Alternatively, this sudden ruin is understood through the concept of a rapid fall or tumble [מלבי״ם, רמב״ן]. The moment a wicked person slips and deviates even slightly from his lofty position, he instantly plummets. Like a man falling from a high roof into a deep pit, he is lost forever, completely unable to halt his rapid descent [מלבי״ם, רמב״ן].
The aftermath of this downfall leaves the surrounding society in absolute shock. Because the collapse is not gradual but entirely sudden, those who saw the wicked person at the peak of his success just a moment prior will search for him in disbelief. They will wonder where he is and how he vanished so completely, as no trace of him remains [מצודת דוד, מלבי״ם, ביאור שטיינזלץ].

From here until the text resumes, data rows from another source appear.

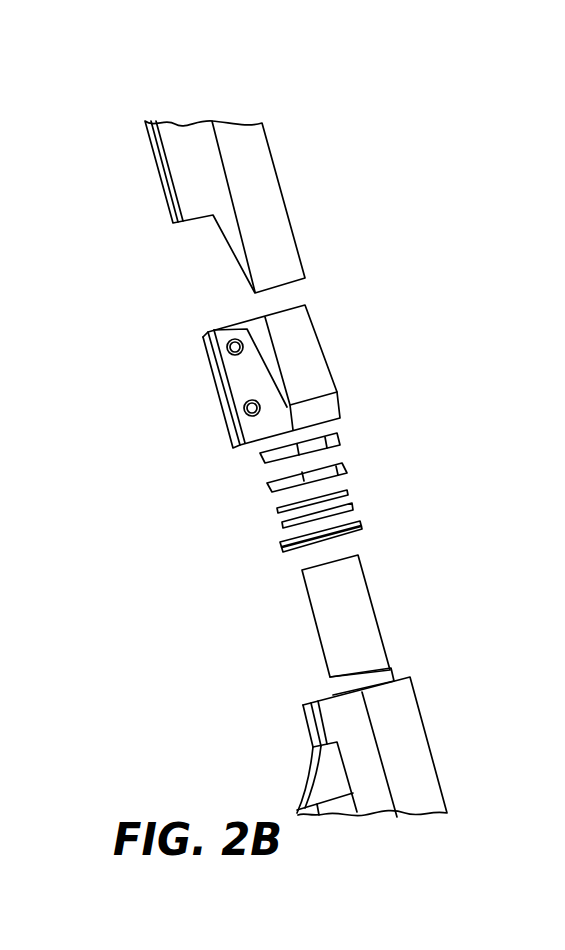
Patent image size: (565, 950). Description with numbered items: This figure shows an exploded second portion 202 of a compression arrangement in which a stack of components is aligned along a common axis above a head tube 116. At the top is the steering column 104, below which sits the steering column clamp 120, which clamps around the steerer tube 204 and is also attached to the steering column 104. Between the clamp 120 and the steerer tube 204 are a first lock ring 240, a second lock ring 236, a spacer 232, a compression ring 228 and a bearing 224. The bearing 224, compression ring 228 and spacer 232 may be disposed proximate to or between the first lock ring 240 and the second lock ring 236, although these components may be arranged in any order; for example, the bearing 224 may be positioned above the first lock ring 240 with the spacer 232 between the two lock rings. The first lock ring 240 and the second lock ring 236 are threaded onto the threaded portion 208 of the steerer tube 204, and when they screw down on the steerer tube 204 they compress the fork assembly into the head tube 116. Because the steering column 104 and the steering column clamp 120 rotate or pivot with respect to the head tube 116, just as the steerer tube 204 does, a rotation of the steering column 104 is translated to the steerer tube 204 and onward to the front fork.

The exploded tip assembly 202 is at (443, 90).
The steering column 104 is at (287, 260).
The steering column clamp 120 is at (313, 360).
The first lock ring 240 is at (340, 435).
The second lock ring 236 is at (350, 465).
The spacer 232 is at (278, 507).
The compression ring 228 is at (352, 506).
The bearing 224 is at (362, 525).
The steerer tube 204 is at (373, 605).
The threaded portion 208 is at (387, 672).
The head tube 116 is at (430, 775).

From a different perspective, the onlookers' confusion does not stem from a physical disappearance, but from a fundamental change in the person's nature. His glow, posture, and overall character are so severely altered by his sin and downfall that observers simply do not recognize him as the same individual. This profound shift is compared to God calling out to Adam after his sin to ask where he was, a question that highlighted the tragic loss of his former standing [אלשיך].